Excess packaging Packaging FAQs
This article, Excess packaging, was last updated on 08 September 2010 and is now out of date and held in our online archive for reference. Explore our latest Home & garden articles.
Are paper carrier bags a greener option than plastic ones?
Paper bags are often hailed as a greener alternative to plastic ones, but although paper degrades more quickly than plastic and comes from a renewable source, it’s no more beneficial to the environment overall.
Paper bags use between four and six times more energy to produce, are six times heavier and take up to ten times more space. This means significantly higher carbon emissions during their transportation and production.
As most paper comes from tree pulp, the impact of on forests if all bags were made from paper would be enormous.
What’s the difference between degradable and biodegradable carrier bags?
Both types are designed to break down much more quickly than conventional plastic bags, but different materials mean they do this in different ways.
Degradable bags contain additives that help them break down when exposed to sunlight or air. Most degrade within 18 months, but it can take far longer if the bag is exposed to the cold or water.
Once a degradable bag has broken down, it can leave behind environmentally-harmful particles that pollute the natural environment.
Biodegradable bags are made from plant-based materials, and are designed to break down into carbon dioxide and water within a few months.
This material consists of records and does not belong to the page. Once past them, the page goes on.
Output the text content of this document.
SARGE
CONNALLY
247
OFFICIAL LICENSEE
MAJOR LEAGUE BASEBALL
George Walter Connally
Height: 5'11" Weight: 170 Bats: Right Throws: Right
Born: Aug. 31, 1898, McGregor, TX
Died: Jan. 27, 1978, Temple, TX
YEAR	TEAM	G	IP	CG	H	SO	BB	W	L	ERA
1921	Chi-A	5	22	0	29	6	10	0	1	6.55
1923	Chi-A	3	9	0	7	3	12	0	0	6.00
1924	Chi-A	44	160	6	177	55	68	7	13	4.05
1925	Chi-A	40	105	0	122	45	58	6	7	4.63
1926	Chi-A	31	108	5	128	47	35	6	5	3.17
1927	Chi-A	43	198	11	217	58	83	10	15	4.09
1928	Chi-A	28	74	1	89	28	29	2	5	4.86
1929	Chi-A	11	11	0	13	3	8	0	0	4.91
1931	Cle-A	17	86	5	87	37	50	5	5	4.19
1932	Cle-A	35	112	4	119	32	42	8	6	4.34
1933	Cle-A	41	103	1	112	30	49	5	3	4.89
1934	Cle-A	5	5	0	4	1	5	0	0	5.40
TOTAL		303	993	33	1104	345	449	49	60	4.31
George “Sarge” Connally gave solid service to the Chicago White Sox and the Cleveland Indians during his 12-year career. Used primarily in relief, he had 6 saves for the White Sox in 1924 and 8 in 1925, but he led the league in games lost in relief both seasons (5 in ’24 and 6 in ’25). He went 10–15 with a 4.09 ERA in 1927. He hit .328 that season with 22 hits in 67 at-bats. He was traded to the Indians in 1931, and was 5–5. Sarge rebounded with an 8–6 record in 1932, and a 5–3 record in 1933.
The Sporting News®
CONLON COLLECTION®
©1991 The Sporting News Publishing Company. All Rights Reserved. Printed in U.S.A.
Some types can also be composted in a garden compost bin.
The downside is biodegradable bags can still take years to break down if left in less-than-ideal conditions – eg if it’s too cold, wet or if there’s not enough air. Some experts also believe the resources needed for their manufacture add to the carbon footprint of carrier bags.
Why won’t my local kerb-side recycling scheme accept plastic food packaging?
Most of the 50-odd different types of plastic are recyclable, but many are worth relatively little in the wholesale recycling market.
The costs of collecting and storing recyclable goods can be high, so most councils concentrate on collecting heavier plastics which are worth more to recoup their costs.
There are also much fewer outlets for plastic food packaging, meaning even where councils could collect extra plastics, they may not have access to a reprocessor to pass the materials on to.
A survey by plastics recycling organisation Recoup found 75% of councils without a plastic collection scheme blame the cost.